Fiquei muito emocionada ao saber que uma amiga, passando por um momento difícil, chorando muito, completamente desesperada, foi socorrida por uma vizinha que deixou a casa, a pia cheia, o tanque cheio de roupas, deixou os próprios problemas e foi tentar amenizar o sofrimento da vizinha. Bendita essa mulher que tirou a angústia da amiga, sem se incomodar com o perigo dos tempos de isolamento. Devemos ser cuidadosos, mas não podemos faltar com a caridade. Abençoada essa vizinha que deixou sua vida de lado por algumas horas para socorrer o próximo. É solidariedade.
Isso me transportou para outra cena que até hoje me enche o coração de ternura. Meu pai faleceu há dezoito anos. Entre suas recomendações coladas atrás da porta de seu armário estavam: “em caso de minha morte … “, e aí vinham instruções para as coisas práticas que todos também devemos fazer, mesmo porque ninguém por aqui há de ficar para sempre. Depois vinham os pedidos do coração: “quero ser velado na casa de meus pais, em Pedralva, e enterrado no túmulo deles.”
Obviamente esse dia chegou. Como ele morreu à noite, foi levado no carro da funerária para Pedralva. Dois irmãos, minha cunhada Bel e minha prima Inácia acompanharam o carro da funerária até a casa de meu tio, anteriormente a casa da Vovó Mulata e Vovô Zeca. Ficamos eu e outros irmãos para irmos no dia seguinte cedinho com minha mãe. Antes que fôssemos eu passei casa por casa de nossos bons vizinhos, que já sabiam da morte, mas eu precisava avisar que o velório e sepultamento seriam em Pedralva. Ficaram consternados, pois, certamente gostariam de se despedir do papai. Tantos anos nós vizinhos ali passamos por tanta coisa juntos.
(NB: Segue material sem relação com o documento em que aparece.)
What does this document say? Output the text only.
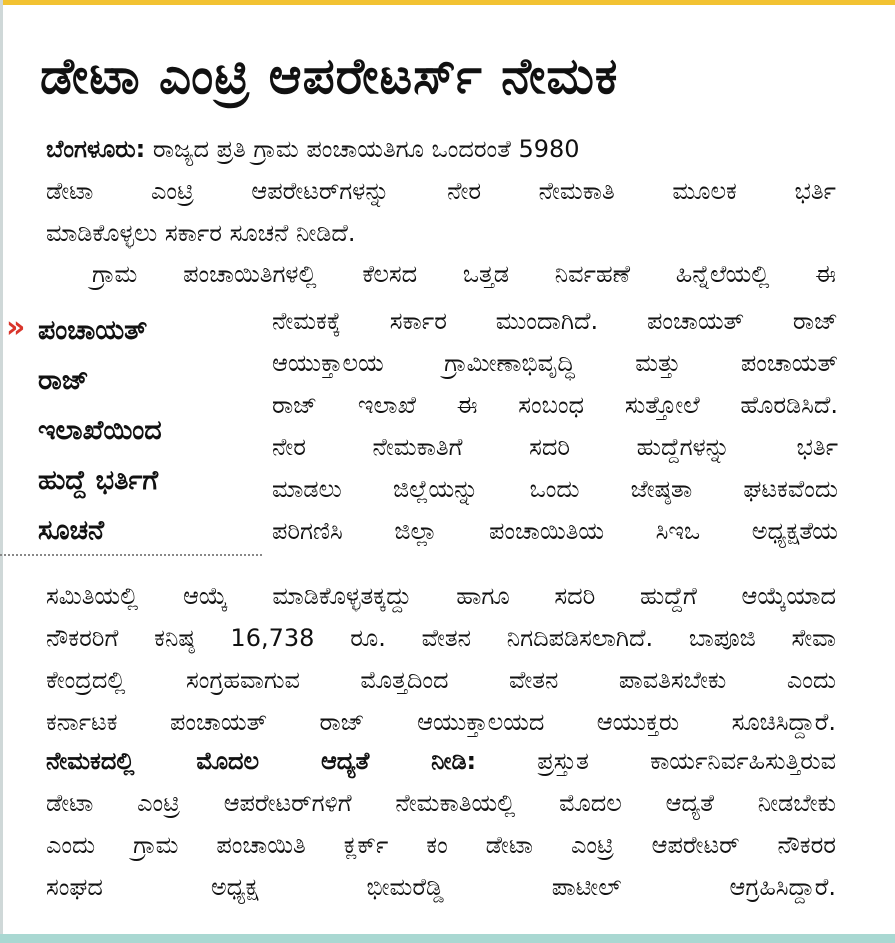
ಡೇಟಾ ಎಂಟ್ರಿ ಆಪರೇಟರ್ಸ್ ನೇಮಕ
ಬೆಂಗಳೂರು: ರಾಜ್ಯದ ಪ್ರತಿ ಗ್ರಾಮ ಪಂಚಾಯತಿಗೂ ಒಂದರಂತೆ 5980
ಡೇಟಾ ಎಂಟ್ರಿ ಆಪರೇಟರ್‌ಗಳನ್ನು ನೇರ ನೇಮಕಾತಿ ಮೂಲಕ ಭರ್ತಿ
ಮಾಡಿಕೊಳ್ಳಲು ಸರ್ಕಾರ ಸೂಚನೆ ನೀಡಿದೆ.
ಗ್ರಾಮ ಪಂಚಾಯಿತಿಗಳಲ್ಲಿ ಕೆಲಸದ ಒತ್ತಡ ನಿರ್ವಹಣೆ ಹಿನ್ನೆಲೆಯಲ್ಲಿ ಈ
» ಪಂಚಾಯತ್
ರಾಜ್
ಇಲಾಖೆಯಿಂದ
ಹುದ್ದೆ ಭರ್ತಿಗೆ
ಸೂಚನೆ
ನೇಮಕಕ್ಕೆ ಸರ್ಕಾರ ಮುಂದಾಗಿದೆ. ಪಂಚಾಯತ್ ರಾಜ್
ಆಯುಕ್ತಾಲಯ ಗ್ರಾಮೀಣಾಭಿವೃದ್ಧಿ ಮತ್ತು ಪಂಚಾಯತ್
ರಾಜ್ ಇಲಾಖೆ ಈ ಸಂಬಂಧ ಸುತ್ತೋಲೆ ಹೊರಡಿಸಿದೆ.
ನೇರ ನೇಮಕಾತಿಗೆ ಸದರಿ ಹುದ್ದೆಗಳನ್ನು ಭರ್ತಿ
ಮಾಡಲು ಜಿಲ್ಲೆಯನ್ನು ಒಂದು ಜೇಷ್ಠತಾ ಘಟಕವೆಂದು
ಪರಿಗಣಿಸಿ ಜಿಲ್ಲಾ ಪಂಚಾಯಿತಿಯ ಸಿಇಒ ಅಧ್ಯಕ್ಷತೆಯ
ಸಮಿತಿಯಲ್ಲಿ ಆಯ್ಕೆ ಮಾಡಿಕೊಳ್ಳತಕ್ಕದ್ದು ಹಾಗೂ ಸದರಿ ಹುದ್ದೆಗೆ ಆಯ್ಕೆಯಾದ
ನೌಕರರಿಗೆ ಕನಿಷ್ಠ 16,738 ರೂ. ವೇತನ ನಿಗದಿಪಡಿಸಲಾಗಿದೆ. ಬಾಪೂಜಿ ಸೇವಾ
ಕೇಂದ್ರದಲ್ಲಿ ಸಂಗ್ರಹವಾಗುವ ಮೊತ್ತದಿಂದ ವೇತನ ಪಾವತಿಸಬೇಕು ಎಂದು
ಕರ್ನಾಟಕ ಪಂಚಾಯತ್ ರಾಜ್ ಆಯುಕ್ತಾಲಯದ ಆಯುಕ್ತರು ಸೂಚಿಸಿದ್ದಾರೆ.
ನೇಮಕದಲ್ಲಿ ಮೊದಲ ಆದ್ಯತೆ ನೀಡಿ: ಪ್ರಸ್ತುತ ಕಾರ್ಯನಿರ್ವಹಿಸುತ್ತಿರುವ
ಡೇಟಾ ಎಂಟ್ರಿ ಆಪರೇಟರ್‌ಗಳಿಗೆ ನೇಮಕಾತಿಯಲ್ಲಿ ಮೊದಲ ಆದ್ಯತೆ ನೀಡಬೇಕು
ಎಂದು ಗ್ರಾಮ ಪಂಚಾಯಿತಿ ಕ್ಲರ್ಕ್ ಕಂ ಡೇಟಾ ಎಂಟ್ರಿ ಆಪರೇಟರ್ ನೌಕರರ
ಸಂಘದ ಅಧ್ಯಕ್ಷ ಭೀಮರೆಡ್ಡಿ ಪಾಟೀಲ್ ಆಗ್ರಹಿಸಿದ್ದಾರೆ.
E lá fomos num frio gelado de junho para Pedralva. Lá pelas tantas, estaciona uma perua dessas de vários bancos em frente à casa da vovó. E surpresa, vejo o Seu Genésio Rivoli, abrindo a porta. E aí sai a Dona Nilza, e sai a Dona Lígia, a Dona Irene e a Dona Luzia e vêm dar o último adeus ao papai e abraçar a mamãe. Aquela cena e aquele momento eu levo sempre dentro do meu coração. E agora, aqui, gente, eu peço licença para deixar o computador e ir desembaçar meus olhos. Vou chorar um pouco e já volto.
E sempre fiquei me perguntando como teria se passado aquela combinação entre as vizinhas para irem à Pedralva, que não é longe, mas não importa, importa o gesto de carinho. O Seu Genésio tinha essa perua, ou seria do querido Edson, homem tão bom, tão bom como ele só. Ou foi o próprio Edson que estava dirigindo. Não, foi Seu Genésio. Imagino a Dona Nilza no portão da Dona Lígia, chamando as vizinhas e combinando a hora. As outras queridas vizinhas não puderam ir, mandaram abraços.
Isso é solidariedade, isso é vizinhança, isso é amor! A vida mudou, as casas e os quintais são raros, mas ainda existem. Só que os muros são tão altos que não dá pra uma vizinha chegar na cerca e chamar: Oh Zezé, pega aqui um espinafre cozido com molho branco que eu trouxe. E eu própria provei e achei um manjar dos deuses este espinafre que a Dona Nilza levou. Se eu tivesse netos, estaria agora contando para eles como era a vida de antigamente.
Bom, depois de tantos anos, deixo aqui registrado minha eterna gratidão à D.Nilza, à D. Luzia, D. Ligia, que também já partiu, e à D.Irene. A vida passa, mas esses gestos irão para o Céu, são eternos.
Não são planos mirabolantes que salvam o mundo. É o amor. É a solidariedade.